Tintoretto's Susanna

His Susanna is fat but beautiful.
His elders are frail ghosts - bloodless.

Tintoretto curls Susanna's hair, spreads
her large but fascinating legs carelessly
within a few feet of the ignored ancients.

She towels her right foot, questions her mirror,
casually dangles the left in the pond. The artist
has no interest in the story of the intended rape, the shouting
and weeping, the threat of stoning and the interrogation...

Lovingly Tintoretto inserts, to the left, a stag, and to the right
2 ducks with ducklings, framed delightfully in a space
(an open window) lightly and delicately surrounded with thin trees...

Tintoretto is fixed fascinated, lost in the beauty of the scene;
he sits Joyfully In his garden, while the wretched old men
creep to the valley, are dragged protesting to the stoning.

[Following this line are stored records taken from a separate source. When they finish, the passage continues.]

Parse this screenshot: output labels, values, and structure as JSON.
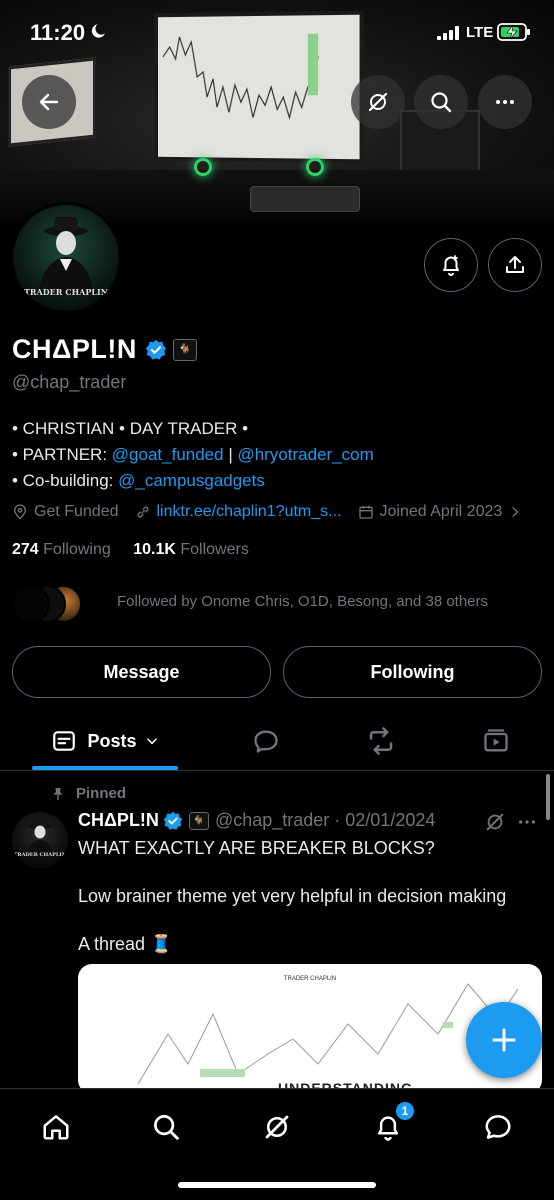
{
  "status": {
    "time": "11:20",
    "network": "LTE"
  },
  "profile": {
    "avatar_text": "TRADER CHAPLIN",
    "name": "CHΔPL!N",
    "affiliate_badge": "🐐",
    "handle": "@chap_trader",
    "bio": {
      "line1": "• CHRISTIAN • DAY TRADER •",
      "partner_prefix": "• PARTNER: ",
      "partner_link1": "@goat_funded",
      "partner_sep": " | ",
      "partner_link2": "@hryotrader_com",
      "cobuild_prefix": "• Co-building: ",
      "cobuild_link": "@_campusgadgets"
    },
    "location": "Get Funded",
    "website": "linktr.ee/chaplin1?utm_s...",
    "joined": "Joined April 2023",
    "following_count": "274",
    "following_label": "Following",
    "followers_count": "10.1K",
    "followers_label": "Followers",
    "followed_by": "Followed by Onome Chris, O1D, Besong, and 38 others"
  },
  "buttons": {
    "message": "Message",
    "following": "Following"
  },
  "tabs": {
    "posts": "Posts"
  },
  "post": {
    "pinned_label": "Pinned",
    "author": "CHΔPL!N",
    "handle_date": "@chap_trader · 02/01/2024",
    "avatar_text": "TRADER CHAPLIN",
    "line1": "WHAT EXACTLY ARE BREAKER BLOCKS?",
    "line2": "Low brainer theme yet very helpful in decision making",
    "line3": "A thread 🧵",
    "image_title": "TRADER CHAPLIN",
    "image_text": "UNDERSTANDING"
  },
  "nav": {
    "notification_count": "1"
  },
  "colors": {
    "accent": "#1d9bf0",
    "bg": "#000000",
    "muted": "#71767b",
    "text": "#e7e9ea"
  }
}
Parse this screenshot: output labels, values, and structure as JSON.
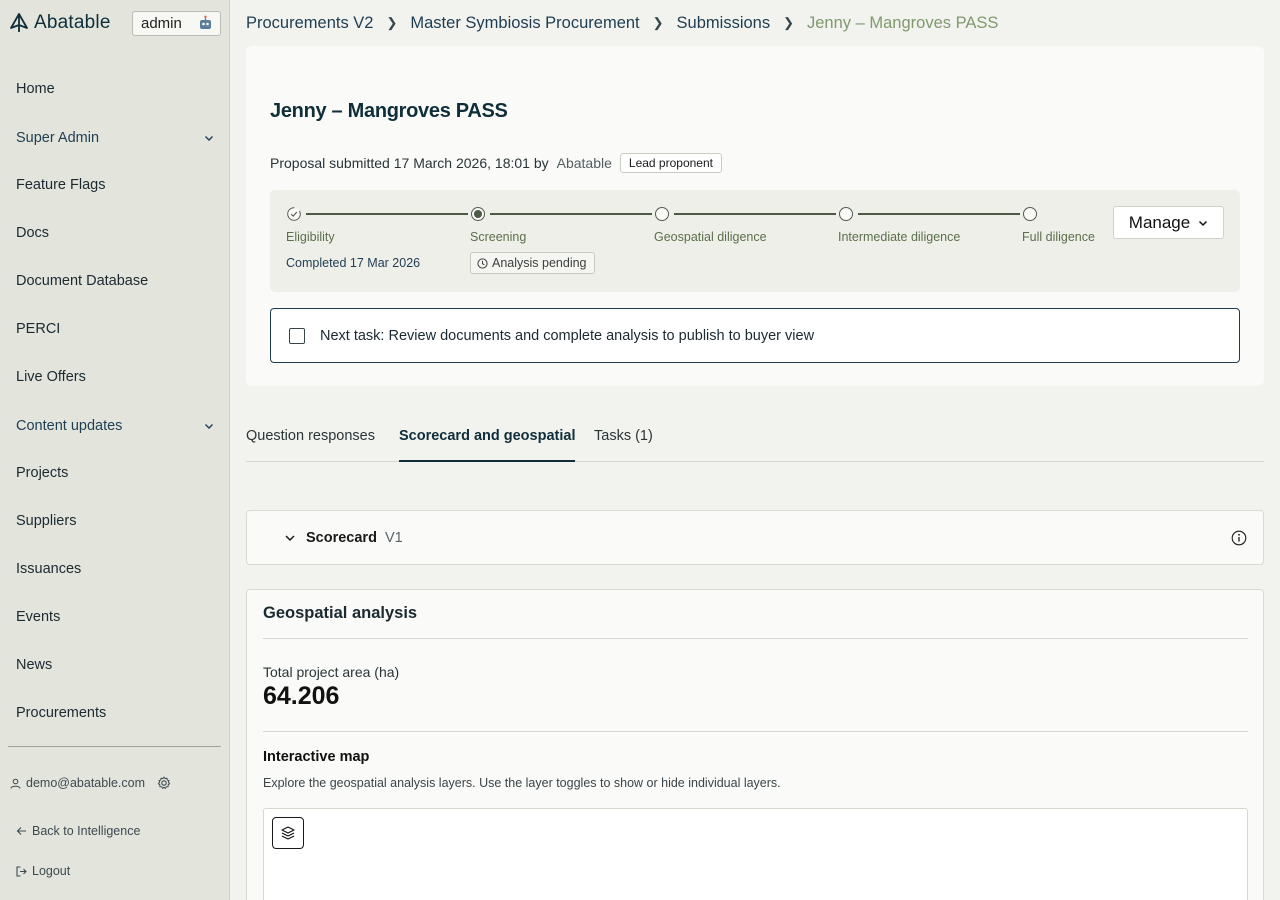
{
  "brand": {
    "name": "Abatable",
    "logo_icon": "abatable-logo-icon"
  },
  "admin_badge": {
    "label": "admin",
    "icon": "robot-icon"
  },
  "sidebar": {
    "items": [
      {
        "label": "Home"
      },
      {
        "label": "Super Admin",
        "expandable": true
      },
      {
        "label": "Feature Flags"
      },
      {
        "label": "Docs"
      },
      {
        "label": "Document Database"
      },
      {
        "label": "PERCI"
      },
      {
        "label": "Live Offers"
      },
      {
        "label": "Content updates",
        "expandable": true
      },
      {
        "label": "Projects"
      },
      {
        "label": "Suppliers"
      },
      {
        "label": "Issuances"
      },
      {
        "label": "Events"
      },
      {
        "label": "News"
      },
      {
        "label": "Procurements"
      }
    ],
    "footer": {
      "user_email": "demo@abatable.com",
      "back_label": "Back to Intelligence",
      "logout_label": "Logout"
    }
  },
  "breadcrumb": {
    "items": [
      "Procurements V2",
      "Master Symbiosis Procurement",
      "Submissions"
    ],
    "current": "Jenny – Mangroves PASS"
  },
  "header": {
    "title": "Jenny – Mangroves PASS",
    "submitted_text": "Proposal submitted 17 March 2026, 18:01 by",
    "submitted_by": "Abatable",
    "role_badge": "Lead proponent"
  },
  "stepper": {
    "steps": [
      {
        "label": "Eligibility",
        "state": "completed",
        "sub": "Completed 17 Mar 2026"
      },
      {
        "label": "Screening",
        "state": "current",
        "badge": "Analysis pending"
      },
      {
        "label": "Geospatial diligence",
        "state": "upcoming"
      },
      {
        "label": "Intermediate diligence",
        "state": "upcoming"
      },
      {
        "label": "Full diligence",
        "state": "upcoming"
      }
    ],
    "manage_label": "Manage"
  },
  "next_task": {
    "text": "Next task: Review documents and complete analysis to publish to buyer view",
    "checked": false
  },
  "tabs": [
    {
      "label": "Question responses",
      "active": false
    },
    {
      "label": "Scorecard and geospatial",
      "active": true
    },
    {
      "label": "Tasks (1)",
      "active": false
    }
  ],
  "scorecard": {
    "title": "Scorecard",
    "version": "V1"
  },
  "geospatial": {
    "title": "Geospatial analysis",
    "area_label": "Total project area (ha)",
    "area_value": "64.206",
    "map_title": "Interactive map",
    "map_description": "Explore the geospatial analysis layers. Use the layer toggles to show or hide individual layers."
  },
  "colors": {
    "sidebar_bg": "#e3e5dd",
    "page_bg": "#f2f2ee",
    "primary_text": "#0f2e3a",
    "accent_green": "#7e9a6e",
    "stepper_line": "#4d5a44"
  }
}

The writer in the Apocrypha says that Susanna was a very fair woman, and having stated that the 2 elders every day watched her going into her rich husband's garden he declares the elders perverted their minds, failed to remember just judgments, and were inflamed with love for her.

To the artist the ancients are merely a part of the garden, 2 ghosts vaguely associated with 2 other ghosts - Daniel? and the youth supposed to have fled from the garden?

Perhaps Tintoretto suggests there is a problem but ignores it: he lights up the attractiveness of the woman, the richness of her possessions, and the beauty of her garden.